Visiting Professor Aled Clayton:  Understand vesicles and what comes to your career, be streetwise

InFLAMES Visiting Professor Aled Clayton from Cardiff University is now in Turku and during his stay he will meet and discuss with the students and colleagues. Thursday October 6 at 12:00 he will give A Frontiers on Science lecture titled How do extracellular vesicles work. The lecture is on-site event and it takes place at Presidentti auditorium, BioCity.

Professor Clayton is part of the Tissue Microenvironment Group, School of Medicine, Cardiff University which is a collection of diverse and international researchers with a multidisciplinary approach to science.

His specialist interest involves studies of cell-derived vesicles which is now a rapidly growing and exciting area of biology. He has published well over 70 papers, most in relation to vesicles, their roles in subverting immune responses and in controlling the cancer microenvironment as well as potential disease biomarkers.

Although Professor Claytons’ main focus is in cancer biology, he collaborates broadly with researchers in Cardiff including those in the schools of dentistry, engineering and optometry, and interacts with other universities on aspects including cardiovascular disease, neurodegenerative diseases, and other conditions that impact our society in significant ways.

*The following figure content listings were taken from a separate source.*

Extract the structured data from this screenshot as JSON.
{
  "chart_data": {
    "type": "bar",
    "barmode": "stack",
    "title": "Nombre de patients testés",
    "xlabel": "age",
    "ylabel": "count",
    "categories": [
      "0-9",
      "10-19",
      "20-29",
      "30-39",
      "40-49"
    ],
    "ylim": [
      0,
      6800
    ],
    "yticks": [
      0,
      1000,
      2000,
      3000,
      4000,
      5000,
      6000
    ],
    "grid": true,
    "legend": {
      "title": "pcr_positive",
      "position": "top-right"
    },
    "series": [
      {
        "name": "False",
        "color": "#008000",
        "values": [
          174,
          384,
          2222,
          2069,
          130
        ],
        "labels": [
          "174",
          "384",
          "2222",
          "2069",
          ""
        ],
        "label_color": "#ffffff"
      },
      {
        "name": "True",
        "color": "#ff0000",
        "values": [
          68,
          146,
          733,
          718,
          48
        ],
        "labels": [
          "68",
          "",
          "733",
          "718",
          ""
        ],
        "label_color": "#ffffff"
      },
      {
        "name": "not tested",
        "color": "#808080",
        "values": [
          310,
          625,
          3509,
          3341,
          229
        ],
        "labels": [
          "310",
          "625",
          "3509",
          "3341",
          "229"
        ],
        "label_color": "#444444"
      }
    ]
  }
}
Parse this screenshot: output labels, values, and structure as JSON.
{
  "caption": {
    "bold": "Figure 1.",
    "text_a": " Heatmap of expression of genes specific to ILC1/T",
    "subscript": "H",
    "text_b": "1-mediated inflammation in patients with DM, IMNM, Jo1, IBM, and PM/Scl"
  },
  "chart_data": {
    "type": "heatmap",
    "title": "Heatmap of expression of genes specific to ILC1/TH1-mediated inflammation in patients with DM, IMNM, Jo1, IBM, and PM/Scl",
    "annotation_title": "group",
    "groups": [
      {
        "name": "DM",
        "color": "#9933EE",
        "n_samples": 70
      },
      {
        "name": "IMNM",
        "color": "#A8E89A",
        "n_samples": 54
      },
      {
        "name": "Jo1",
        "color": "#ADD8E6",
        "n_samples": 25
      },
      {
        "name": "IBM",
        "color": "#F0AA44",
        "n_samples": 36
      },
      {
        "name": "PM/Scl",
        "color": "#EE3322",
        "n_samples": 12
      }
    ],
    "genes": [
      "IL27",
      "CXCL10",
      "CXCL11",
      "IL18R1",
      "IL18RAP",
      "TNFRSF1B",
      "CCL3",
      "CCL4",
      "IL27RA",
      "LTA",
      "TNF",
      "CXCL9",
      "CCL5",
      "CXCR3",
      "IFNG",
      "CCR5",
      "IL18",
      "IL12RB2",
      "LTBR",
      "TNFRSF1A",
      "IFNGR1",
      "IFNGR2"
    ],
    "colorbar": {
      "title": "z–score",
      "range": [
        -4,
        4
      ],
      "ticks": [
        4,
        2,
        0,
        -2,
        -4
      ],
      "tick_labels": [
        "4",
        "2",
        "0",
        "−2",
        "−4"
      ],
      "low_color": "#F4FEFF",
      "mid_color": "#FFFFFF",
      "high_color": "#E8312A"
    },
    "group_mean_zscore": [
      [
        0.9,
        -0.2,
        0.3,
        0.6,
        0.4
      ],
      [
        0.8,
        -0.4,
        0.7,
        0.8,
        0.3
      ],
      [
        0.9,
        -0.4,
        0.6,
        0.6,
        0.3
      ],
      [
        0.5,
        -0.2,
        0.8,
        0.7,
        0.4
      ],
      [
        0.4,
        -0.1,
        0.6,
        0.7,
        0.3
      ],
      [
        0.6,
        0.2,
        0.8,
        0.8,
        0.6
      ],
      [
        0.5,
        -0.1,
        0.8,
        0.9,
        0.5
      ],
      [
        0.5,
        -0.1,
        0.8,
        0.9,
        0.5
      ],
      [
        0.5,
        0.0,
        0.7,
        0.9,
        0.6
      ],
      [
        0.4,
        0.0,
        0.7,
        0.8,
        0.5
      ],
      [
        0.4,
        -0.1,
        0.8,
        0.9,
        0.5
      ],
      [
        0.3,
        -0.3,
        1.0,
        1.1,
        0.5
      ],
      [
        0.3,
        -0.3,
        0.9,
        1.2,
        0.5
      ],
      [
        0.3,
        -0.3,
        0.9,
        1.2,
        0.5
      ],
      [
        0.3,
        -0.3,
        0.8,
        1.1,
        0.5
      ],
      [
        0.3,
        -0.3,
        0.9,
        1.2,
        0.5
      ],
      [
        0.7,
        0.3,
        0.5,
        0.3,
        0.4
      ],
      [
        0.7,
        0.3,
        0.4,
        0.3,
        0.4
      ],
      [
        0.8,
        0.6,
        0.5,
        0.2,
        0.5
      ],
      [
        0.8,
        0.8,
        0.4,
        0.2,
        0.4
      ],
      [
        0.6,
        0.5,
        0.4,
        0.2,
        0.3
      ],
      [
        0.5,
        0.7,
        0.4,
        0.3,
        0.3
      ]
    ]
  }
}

People are getting into vesicles because they are an exciting, expanding and evolving area and the field offers lots to find out and lots of the learn, Aled Clayton says.

– Extracellular vesicles are fundamental to biological systems across kingdoms. So regardless of your disease speciality, paying a little bit of attention to cell derived vesicles would deliver a lot of insights and information to your topic or area.

Cell communication is the key word both for immunology, tissue microenvironments  and vesicle research.

– Immunology is all about cell-to-cell communication, so the immune system has to be coordinated and orchestrated. How do the cells do this? Sometimes cells contact each other and exchange information or they make small molecular factors that are sent off to deliver instructions. Vesicle represent a halfway house encompassing contact and “soluble” factors so they can transfer complex  information at long distances. The immune system, and tissue regulation needs this level of sophisticated communication in order to work well.

To young researchers Clayton has an important message.

 – When I did my PhD I was very naïve. I did not know how the science world works and what I wanted to do next. I´m keen to help your youngsters to get streetwise in the industry of science and find their place; the place that best suits their personality and skills. You have to be happy in your career, life is too short not be, and everyone has a valuable contribution to make to understanding Nature.